Gosford Park is a 2001 satirical black comedy mystery film directed by Robert Altman and written by Julian Fellowes. It was influenced by Jean Renoir's French classic, La Règle du jeu (The Rules of the Game)
The story follows a party of wealthy Britons plus an American producer, and their servants, who gather for a shooting weekend at Gosford Park, an English country house. A murder occurs after a dinner party, and the film goes on to present the subsequent investigation from the servants' and guests' perspectives.
Development on Gosford Park began in 1999, when Bob Balaban asked Altman if they could develop a film together. Balaban suggested an Agatha Christie-style whodunit and introduced Altman to Julian Fellowes, with whom Balaban had been working on a different project.
The film went into production in March 2001, and began filming at Shepperton Studios with a production budget of $19.8 million.
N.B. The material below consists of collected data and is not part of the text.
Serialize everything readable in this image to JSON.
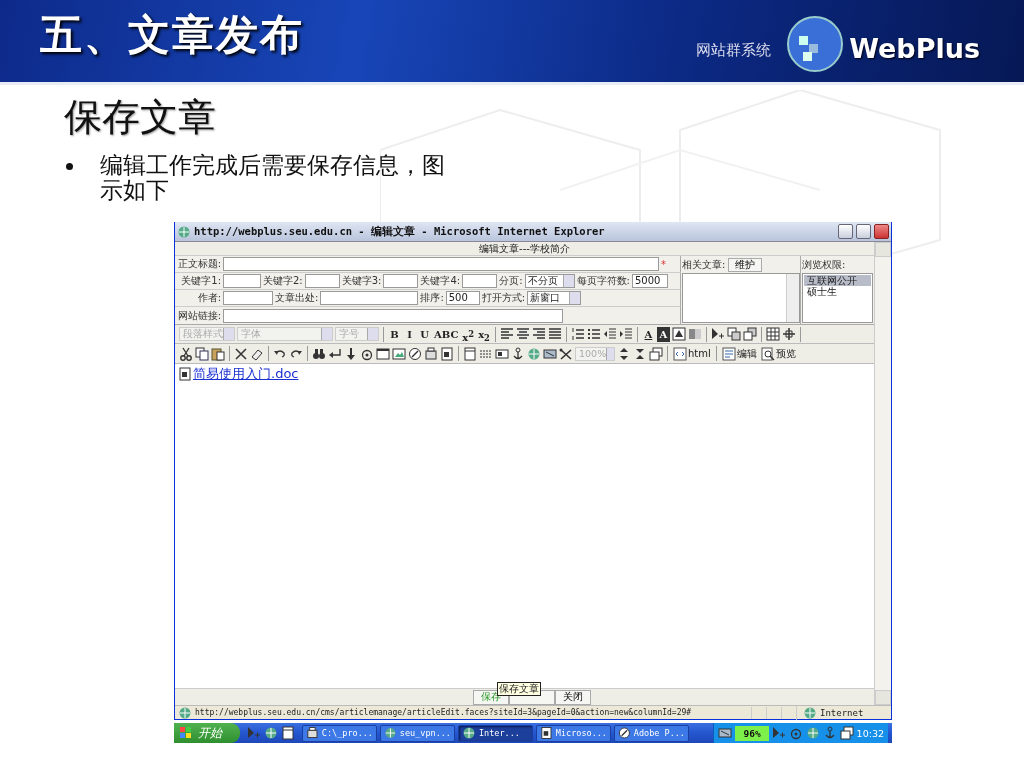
{
  "slide": {
    "header_title": "五、文章发布",
    "brand_tagline": "网站群系统",
    "brand_name": "WebPlus",
    "heading": "保存文章",
    "bullets": [
      "编辑工作完成后需要保存信息，图示如下"
    ]
  },
  "window": {
    "title": "http://webplus.seu.edu.cn - 编辑文章 - Microsoft Internet Explorer"
  },
  "form": {
    "caption": "编辑文章---学校简介",
    "title_label": "正文标题:",
    "required_mark": "*",
    "keyword_labels": [
      "关键字1:",
      "关键字2:",
      "关键字3:",
      "关键字4:"
    ],
    "paging_label": "分页:",
    "paging_value": "不分页",
    "chars_label": "每页字符数:",
    "chars_value": "5000",
    "author_label": "作者:",
    "source_label": "文章出处:",
    "order_label": "排序:",
    "order_value": "500",
    "open_label": "打开方式:",
    "open_value": "新窗口",
    "link_label": "网站链接:",
    "related_label": "相关文章:",
    "related_button": "维护",
    "permission_label": "浏览权限:",
    "permissions": [
      {
        "label": "互联网公开",
        "selected": true
      },
      {
        "label": "硕士生",
        "selected": false
      }
    ]
  },
  "toolbar_1": {
    "selects": [
      {
        "label": "段落样式",
        "disabled": true
      },
      {
        "label": "字体",
        "disabled": true
      },
      {
        "label": "字号",
        "disabled": true
      }
    ],
    "format_buttons": [
      "B",
      "I",
      "U",
      "ABC",
      "x$^{2}$",
      "x$_{2}$"
    ],
    "color_buttons": [
      "A",
      "A"
    ]
  },
  "toolbar_2": {
    "zoom": {
      "label": "100%",
      "disabled": true
    },
    "buttons": [
      "html",
      "编辑",
      "预览"
    ]
  },
  "content": {
    "attachment": "简易使用入门.doc"
  },
  "bottom_buttons": [
    {
      "label": "保存",
      "highlight": true
    },
    {
      "label": "关闭",
      "highlight": false
    }
  ],
  "tooltip": "保存文章",
  "status_bar": {
    "url": "http://webplus.seu.edu.cn/cms/articlemanage/articleEdit.faces?siteId=3&pageId=0&action=new&columnId=29#",
    "zone": "Internet"
  },
  "taskbar": {
    "start": "开始",
    "tasks": [
      {
        "label": "C:\\_pro...",
        "selected": false
      },
      {
        "label": "seu_vpn...",
        "selected": false
      },
      {
        "label": "Inter...",
        "selected": true
      },
      {
        "label": "Microso...",
        "selected": false
      },
      {
        "label": "Adobe P...",
        "selected": false
      }
    ],
    "battery": "96%",
    "clock": "10:32"
  }
}
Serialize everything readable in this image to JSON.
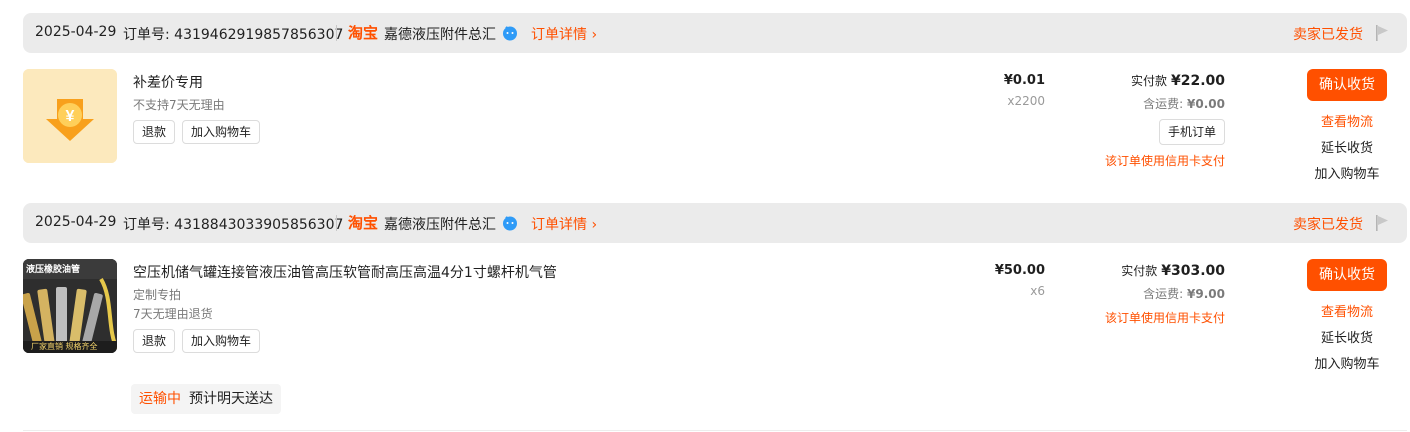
{
  "orders": [
    {
      "date": "2025-04-29",
      "order_no": "订单号: 4319462919857856307",
      "platform": "淘宝",
      "shop": "嘉德液压附件总汇",
      "detail_link": "订单详情 ›",
      "status": "卖家已发货",
      "item": {
        "title": "补差价专用",
        "tags": [
          "不支持7天无理由"
        ],
        "refund": "退款",
        "add_cart": "加入购物车",
        "unit_price": "¥0.01",
        "quantity": "x2200"
      },
      "paid_label": "实付款",
      "paid_amount": "¥22.00",
      "shipping_label": "含运费:",
      "shipping_amount": "¥0.00",
      "mobile_order": "手机订单",
      "credit_note": "该订单使用信用卡支付",
      "actions": {
        "confirm": "确认收货",
        "logistics": "查看物流",
        "extend": "延长收货",
        "add_cart": "加入购物车"
      }
    },
    {
      "date": "2025-04-29",
      "order_no": "订单号: 4318843033905856307",
      "platform": "淘宝",
      "shop": "嘉德液压附件总汇",
      "detail_link": "订单详情 ›",
      "status": "卖家已发货",
      "item": {
        "title": "空压机储气罐连接管液压油管高压软管耐高压高温4分1寸螺杆机气管",
        "tags": [
          "定制专拍",
          "7天无理由退货"
        ],
        "refund": "退款",
        "add_cart": "加入购物车",
        "unit_price": "¥50.00",
        "quantity": "x6",
        "image_text_top": "液压橡胶油管",
        "image_text_bottom": "厂家直销  规格齐全"
      },
      "paid_label": "实付款",
      "paid_amount": "¥303.00",
      "shipping_label": "含运费:",
      "shipping_amount": "¥9.00",
      "credit_note": "该订单使用信用卡支付",
      "actions": {
        "confirm": "确认收货",
        "logistics": "查看物流",
        "extend": "延长收货",
        "add_cart": "加入购物车"
      },
      "shipping_status": "运输中",
      "delivery_estimate": "预计明天送达"
    }
  ],
  "colors": {
    "accent": "#ff5000",
    "header_bg": "#ebebeb",
    "wangwang_blue": "#2f9bf7",
    "coin_yellow": "#f8a01c"
  }
}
Gosford Park premiered on 7 November 2001 at the London Film Festival, and was released in January 2002 by USA Films and in February 2002 in the United Kingdom.
The film was successful at the box office, grossing over $87 million in cinemas worldwide and was nominated for seven Academy Awards, including Best Picture, Best Director for Altman and Best Supporting Actress for both Helen Mirren and Meggie Smith, and won Best Original Screenplay for Julian Fellowes; it was also nominated for nine British Academy Film Awards.
The TV series Downton Abbey written and created by Julian Fellowes was originally planned as a spin-off of Gosford Park, but instead was developed as a standalone property inspired by the film, and set earlier in the 20th century.